Institutional investors and regulators also have increasing expectations regarding conduct and disclosures that fall into the spectrum of ESG – the environmental, social, and governance factors that present material risks and opportunities for the business.
An enterprise-wide vision of ESG
These changing expectations reflect a new way to think about ESG and how it can create value for banks. Fully integrating ESG as part of the way you do business, not just manage risk, can create new business opportunities, and serve to attract and retain customers. Embedding ESG as a part of all business decisions based on a deep understanding of stakeholder expectations, and how an ESG lens on core business activities can contribute to broader strategic objectives can enable significant differentiation from competitors.
Many banks have already taken an initial step along this path by aligning their community investments and corporate responsibility activities in line with their values and purpose that includes aspirations beyond traditional business goals. It is important to have an enterprise-wide vision and ambition regarding ESG that the organization can work towards.
Banking leaders need to ask themselves:
- How can we leverage ESG to strengthen our business?
- What influence do we want to have?
- How can we be truly bold and create something that both differentiates us and really reflects our values as an organization?
Maximizing the opportunity
For all the challenges, this also means that there is an opportunity to have a greater impact than ever. In the light of this, three thoughts that every business leader must consider:
- Now is not the time to be incremental – Covid-19 has hugely accelerated and amplified the issues that ESG concerns itself with. Be bold in what you do.

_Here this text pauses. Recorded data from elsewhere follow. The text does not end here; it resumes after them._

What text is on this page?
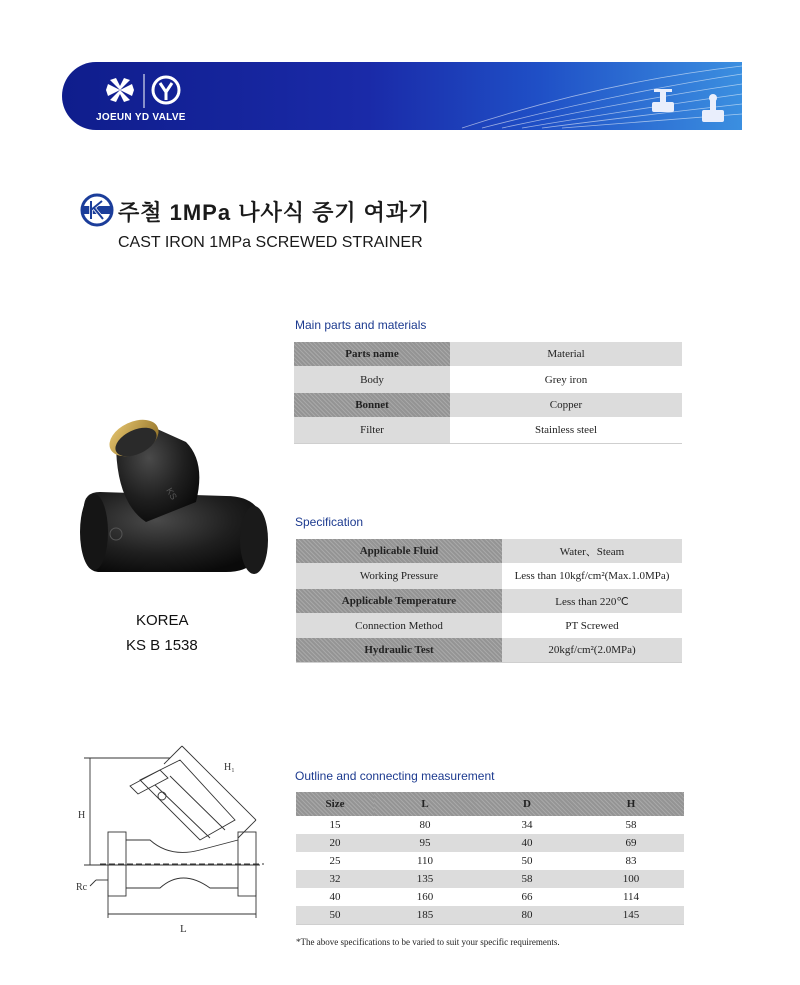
JOEUN YD VALVE
주철 1MPa 나사식 증기 여과기
CAST IRON 1MPa SCREWED STRAINER
KS
KOREA
KS B 1538
Main parts and materials
Parts name	Material
Body	Grey iron
Bonnet	Copper
Filter	Stainless steel
Specification
Applicable Fluid	Water、Steam
Working Pressure	Less than 10kgf/cm²(Max.1.0MPa)
Applicable Temperature	Less than 220℃
Connection Method	PT Screwed
Hydraulic Test	20kgf/cm²(2.0MPa)
H
H₁
L
Rc
Outline and connecting measurement
Size	L	D	H
15	80	34	58
20	95	40	69
25	110	50	83
32	135	58	100
40	160	66	114
50	185	80	145
*The above specifications to be varied to suit your specific requirements.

- Be authentic – everything that you do must be rooted in the bank’s values and reflect the way that the bank wants to do business. Don’t commit to things you don’t believe in. Stakeholders expect accountability.
- It’s a journey – you won’t get to where you want to be overnight. It takes time and perseverance. This makes it even more important to engage your stakeholders as part of the journey.
ESG issues as well as their associated opportunities and risks are becoming more and more relevant for financial institutions. For banks, sustainability is not just an ethical, but may soon enough also become an economic and existential question — generating a new type of risk: ESG risk.
Banks ought to approach ESG risks in a holistic fashion when embedding them into their risk management frameworks. This process includes adjusting business and risk strategies and corresponding risk appetite statements, making sure roles and responsibilities are fully transparent throughout all three lines of defense.
While ESG risk is not a fully stand-alone risk type, it exerts influence on financial and non-financial risks present in a bank to varying degrees. Hence, risk management methods and processes must be amended, considering the complex cause-effect-relationships across risk types. This involves risk measurement/ assessment techniques in ‘run-the-bank’ and in ‘change-the-bank’ processes as well as in stress testing applications.
Besides embedding ESG into risk frameworks, banks need to consider related issues in product design, pricing, and sales decisions. Also, an appropriate consideration of ESG risks in a wide range of change processes is of vital importance for fostering profitability.
Banking leaders in Bahrain have an immediate opportunity to make a difference within the marketplace and the community by embarking on their ESG journey and embedding select UN SDGs within the core DNA of their business. Invest in ESG now and you’re investing towards building a better and financially sustainable business for the future of our planet, and for the young generation of leaders and professionals to come.